Your ruling request states that the Funds participating in the Joint Account do not do so for purposes of business profit, but rather to diminish costs (i.e., to realize certain economies of scale).  Moreover, your request states that the Funds will not engage in any joint decision‑making or "association" in connection with the Joint Account. Finally, you note that, if the Joint Account is a partnership for purposes of federal tax law, the Funds may still be able to report their income on a co‑ownership basis, since they would be deemed to have elected out of partnership treatment pursuant to Code § 761(a). 

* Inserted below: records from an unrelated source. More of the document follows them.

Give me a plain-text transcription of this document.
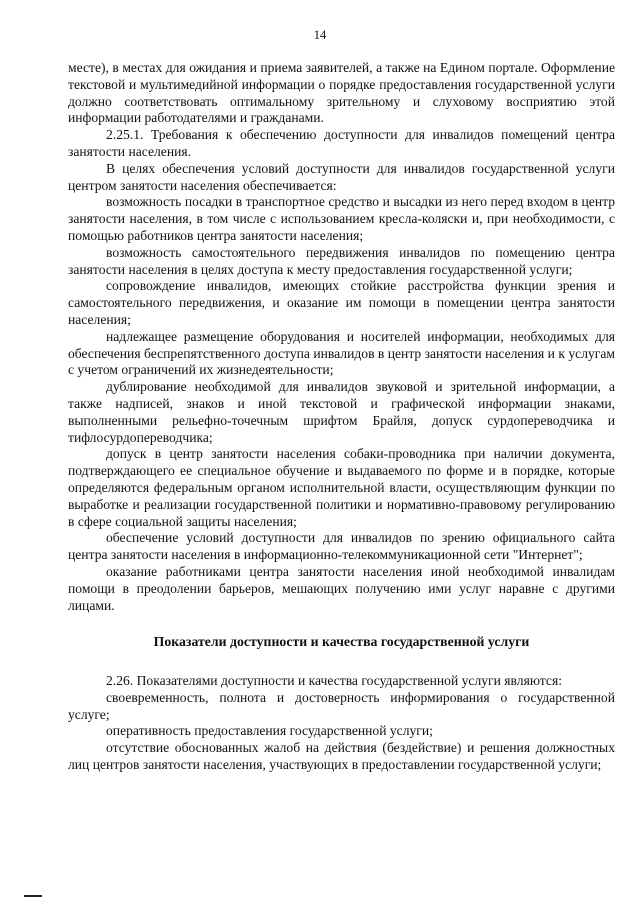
14

месте), в местах для ожидания и приема заявителей, а также на Едином портале. Оформление текстовой и мультимедийной информации о порядке предоставления государственной услуги должно соответствовать оптимальному зрительному и слуховому восприятию этой информации работодателями и гражданами.

2.25.1. Требования к обеспечению доступности для инвалидов помещений центра занятости населения.

В целях обеспечения условий доступности для инвалидов государственной услуги центром занятости населения обеспечивается:

возможность посадки в транспортное средство и высадки из него перед входом в центр занятости населения, в том числе с использованием кресла-коляски и, при необходимости, с помощью работников центра занятости населения;

возможность самостоятельного передвижения инвалидов по помещению центра занятости населения в целях доступа к месту предоставления государственной услуги;

сопровождение инвалидов, имеющих стойкие расстройства функции зрения и самостоятельного передвижения, и оказание им помощи в помещении центра занятости населения;

надлежащее размещение оборудования и носителей информации, необходимых для обеспечения беспрепятственного доступа инвалидов в центр занятости населения и к услугам с учетом ограничений их жизнедеятельности;

дублирование необходимой для инвалидов звуковой и зрительной информации, а также надписей, знаков и иной текстовой и графической информации знаками, выполненными рельефно-точечным шрифтом Брайля, допуск сурдопереводчика и тифлосурдопереводчика;

допуск в центр занятости населения собаки-проводника при наличии документа, подтверждающего ее специальное обучение и выдаваемого по форме и в порядке, которые определяются федеральным органом исполнительной власти, осуществляющим функции по выработке и реализации государственной политики и нормативно-правовому регулированию в сфере социальной защиты населения;

обеспечение условий доступности для инвалидов по зрению официального сайта центра занятости населения в информационно-телекоммуникационной сети "Интернет";

оказание работниками центра занятости населения иной необходимой инвалидам помощи в преодолении барьеров, мешающих получению ими услуг наравне с другими лицами.

Показатели доступности и качества государственной услуги

2.26. Показателями доступности и качества государственной услуги являются:

своевременность, полнота и достоверность информирования о государственной услуге;

оперативность предоставления государственной услуги;

отсутствие обоснованных жалоб на действия (бездействие) и решения должностных лиц центров занятости населения, участвующих в предоставлении государственной услуги;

While the issue is a close one, we think that this particular arrangement is not a partnership for purposes of the income reporting rules set forth in c. 62, § 17, but rather constitutes the mere sharing of expenses or co‑ownership of property for income reporting purposes. In reaching this conclusion, we view all the pertinent facts and circumstances, including, the fact that: (1) the Funds independently determine the purchases and sales which they will make as part of the Joint Account; (2) the Funds do not actively associate through the Joint Account in any respect; (3) the activity of the Joint Account, standing alone, does not closely resemble business activity;  and (4) the Funds can compute their individual income without the necessity of computing the taxable income of the Joint Account.
We stress that this partnership determination is with respect to the income reporting rules set forth in c. 62, § 17, and does not necessarily apply for other purposes (for example, for purposes of nexus determinations). In addition, we reserve the right to revisit this question if for some reason the Joint Account either elects to, or is required to, report its income as a partnership for federal tax law purposes.
The Joint Account is not a trust, corporation or corporate trust for purposes of Massachusetts tax law. In addition, the Joint Account is not a partnership for purposes of the income reporting rules set forth in c. 62, § 17. For this reason, the Joint Account, as such, is not required to submit an income tax or a corporate excise tax filing to Massachusetts. Rather, the Funds which invest through the Joint Account should account for their income derived from their investments on an individual basis.
With respect to partnership classification, our ruling pertains only with respect to the income reporting rules set forth in c. 62, § 17. Thus, it is possible that the Joint Account could constitute a partnership for some other purpose (for example, for purposes of a nexus determination). Moreover, we reserve the right to re‑evaluate this question if for some reason the Joint Account either elects to, or is required to, report its income as a partnership for federal tax law purposes.